Community garden in Olympia carries blessings

OlympianJuly 19, 2013 

Linda and Dan Talen helped get the Capital Vision Community Garden growing.

JOHN DODGE — Staff writer

The Capital Vision Christian Church in the northeast Olympia neighborhood is home to one of the more welcoming and productive community gardens in the area.

Blessed with a shade-free location, plenty of level growing ground and a cadre of congregation members dedicated to food security, the Capital Vision Community Garden is a green, vibrant expanse of healthy food, available to all comers, no questions asked.

On Friday the food stand at 1775 Yew Ave. N.E., Olympia, was brimming with squash, zucchini, green beans and cucumbers, all available free to the hungry public. Day-old bread and milk in the wintertime is also there for those in need.

Some 50,000 square-feet of church property is devoted to the organic community garden. About half the growing ground is occupied by raised beds anyone in the community can lease for $50 for a growing season. The rest is dedicated to growing free food for community members who need nourishment.

The garden motto is: “We Are Growing to Share!”

“It’s as simple as that,” said garden organizer said church member David Willis, whose immense physical stature matches his generosity and spirit.

Willis estimated that only about 10 percent of the 30 raised beds are leased by church members. The rest are tended to by community members from all over the Olympia area, including Jane Tate, a senior citizen who resides at a senior housing complex in another Olympia neighborhood, but visits her garden plot twice a week to sow seed, weed and harvest her vegetables.

“Just growing food is a great joy of my life,” she said, her straw bonnet decorated with fresh cut flowers.

Dan and Linda Talen live across the street from the community garden, and keep a watchful eye on it. They grow vegatables and herbs in two raised beds and are among the 70 members of the church congregation. Dan Talen is affectionately known as the garden ambassador.

“It’s an opportunity to grow food and meet new neighbors,” he said.

Two years ago David Willis approached church officials with the idea of converting part of the church property — bare land partially choked with blackberry vines —  into a community garden. After much ground preparation, the garden got off to a modest start in 2012 with four raised beds and a small field for the free community garden.

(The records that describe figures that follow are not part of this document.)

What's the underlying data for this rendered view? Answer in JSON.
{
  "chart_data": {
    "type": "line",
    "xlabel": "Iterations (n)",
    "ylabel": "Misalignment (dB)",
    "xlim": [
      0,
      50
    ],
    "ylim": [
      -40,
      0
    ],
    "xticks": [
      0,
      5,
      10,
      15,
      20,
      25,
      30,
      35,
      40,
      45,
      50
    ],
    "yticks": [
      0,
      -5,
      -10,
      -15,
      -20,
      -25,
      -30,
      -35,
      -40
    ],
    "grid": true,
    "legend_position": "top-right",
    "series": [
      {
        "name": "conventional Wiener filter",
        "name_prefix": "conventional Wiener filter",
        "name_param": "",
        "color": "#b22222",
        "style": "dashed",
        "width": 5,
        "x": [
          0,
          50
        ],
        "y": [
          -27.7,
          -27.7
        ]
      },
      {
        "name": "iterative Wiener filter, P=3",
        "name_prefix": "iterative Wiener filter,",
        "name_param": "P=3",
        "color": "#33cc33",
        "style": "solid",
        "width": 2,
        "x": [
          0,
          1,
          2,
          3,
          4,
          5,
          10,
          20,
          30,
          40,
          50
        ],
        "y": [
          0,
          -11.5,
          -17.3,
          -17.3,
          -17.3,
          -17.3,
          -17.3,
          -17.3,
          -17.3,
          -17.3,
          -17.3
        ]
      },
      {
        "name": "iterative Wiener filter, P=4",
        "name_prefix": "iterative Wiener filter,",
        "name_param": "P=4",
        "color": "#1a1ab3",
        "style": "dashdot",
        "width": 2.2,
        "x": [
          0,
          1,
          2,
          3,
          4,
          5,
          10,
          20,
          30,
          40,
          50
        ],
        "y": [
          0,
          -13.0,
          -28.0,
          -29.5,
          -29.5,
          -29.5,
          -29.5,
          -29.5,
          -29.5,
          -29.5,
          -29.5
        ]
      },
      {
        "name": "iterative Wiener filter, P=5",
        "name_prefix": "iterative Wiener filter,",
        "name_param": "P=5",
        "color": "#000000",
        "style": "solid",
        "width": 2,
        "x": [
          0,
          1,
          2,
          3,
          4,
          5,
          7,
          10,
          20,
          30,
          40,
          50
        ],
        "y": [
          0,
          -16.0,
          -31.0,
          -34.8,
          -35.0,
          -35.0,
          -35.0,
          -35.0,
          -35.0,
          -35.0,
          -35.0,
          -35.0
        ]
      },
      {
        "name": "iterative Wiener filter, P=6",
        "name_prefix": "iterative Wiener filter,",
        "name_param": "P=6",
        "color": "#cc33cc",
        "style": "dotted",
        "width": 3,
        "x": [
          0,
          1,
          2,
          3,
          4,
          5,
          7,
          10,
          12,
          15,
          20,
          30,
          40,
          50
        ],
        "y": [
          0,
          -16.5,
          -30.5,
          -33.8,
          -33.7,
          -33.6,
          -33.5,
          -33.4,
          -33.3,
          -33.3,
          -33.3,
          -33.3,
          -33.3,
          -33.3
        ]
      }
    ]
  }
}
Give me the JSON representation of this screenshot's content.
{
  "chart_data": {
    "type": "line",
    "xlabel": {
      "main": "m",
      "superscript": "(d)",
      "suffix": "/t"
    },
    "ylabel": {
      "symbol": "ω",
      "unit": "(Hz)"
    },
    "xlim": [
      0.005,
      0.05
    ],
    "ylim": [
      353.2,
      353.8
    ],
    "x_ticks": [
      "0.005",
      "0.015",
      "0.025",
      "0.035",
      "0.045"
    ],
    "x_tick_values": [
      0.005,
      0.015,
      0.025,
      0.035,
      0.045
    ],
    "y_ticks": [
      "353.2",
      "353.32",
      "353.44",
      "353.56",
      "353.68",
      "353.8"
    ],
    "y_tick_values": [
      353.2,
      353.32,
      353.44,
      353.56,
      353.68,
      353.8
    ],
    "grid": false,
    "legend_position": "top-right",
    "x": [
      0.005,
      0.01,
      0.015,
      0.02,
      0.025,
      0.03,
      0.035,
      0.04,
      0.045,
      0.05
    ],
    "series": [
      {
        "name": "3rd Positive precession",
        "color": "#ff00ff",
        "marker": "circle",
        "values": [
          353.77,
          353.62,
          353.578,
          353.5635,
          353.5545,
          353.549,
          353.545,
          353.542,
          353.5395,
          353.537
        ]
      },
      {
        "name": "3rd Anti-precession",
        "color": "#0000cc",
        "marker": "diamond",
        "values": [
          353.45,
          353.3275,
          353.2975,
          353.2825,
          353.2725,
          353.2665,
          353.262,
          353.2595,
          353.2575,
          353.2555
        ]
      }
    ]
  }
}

Willis returned to the church trustees in February 2013, asking for and additional 40,000 square-feet of growing space. His request was granted, so he spent the next 100 days laying out the garden space, procuring lumber, soil and compost, rounding up volunteers and leasing garden space. The total cost to date is about $17,000, including thousands of dollars to pay the city water bill in the summer growing season. Much of those costs are being borne by the garden organizers out of their own pockets.

Some 23 community members signed up for the 30 raised garden beds this year. They are all well-attended and overflow with vegetables. The garden participation agreement they all sign calls on them to donate at least four hours a month to the free community garden. By the looks of things, this obligation is being met, and then some.

The church’s community space is more than a garden: It’s a welcoming site for anyone who want to use it, a place to relax, visit, read a book, lounge in the sun or sit in the shade of a recently built gazebo. An adjoining open field has been a de facto community dog park for years, and dogs were romping there Friday.

Last weekend, the community garden space was the scene of a wedding and a Sunday services, complete with a family-style barbecue after the sermon.

The garden has a perennial touch as well. Neighborhood volunteer Susi O’Bryan helped design an “edible forest” along the Yew Street frontage, a vegetated strip with a walkway lined with berry plants and trees that one day will provide shade without shading out the garden plots on the site’s northern boundary. To the south, more berry plants are going in the ground this year and next to complement the bounty of garden vegetables.

The community garden also features a pumpkin patch. Hundreds of pumpkins grown there will be given away to neighborhood kids come Halloween. One greenhouse on site to extend the growing season could be joined by three more next year.

A true sense of caring and giving emanates from the Capital Vision Community Garden. The church leaders and congregation believe their grounds are a gracious gift from the Lord. They are the stewards of this gift, committed to sharing it with anyone and everyone they encounter along the way.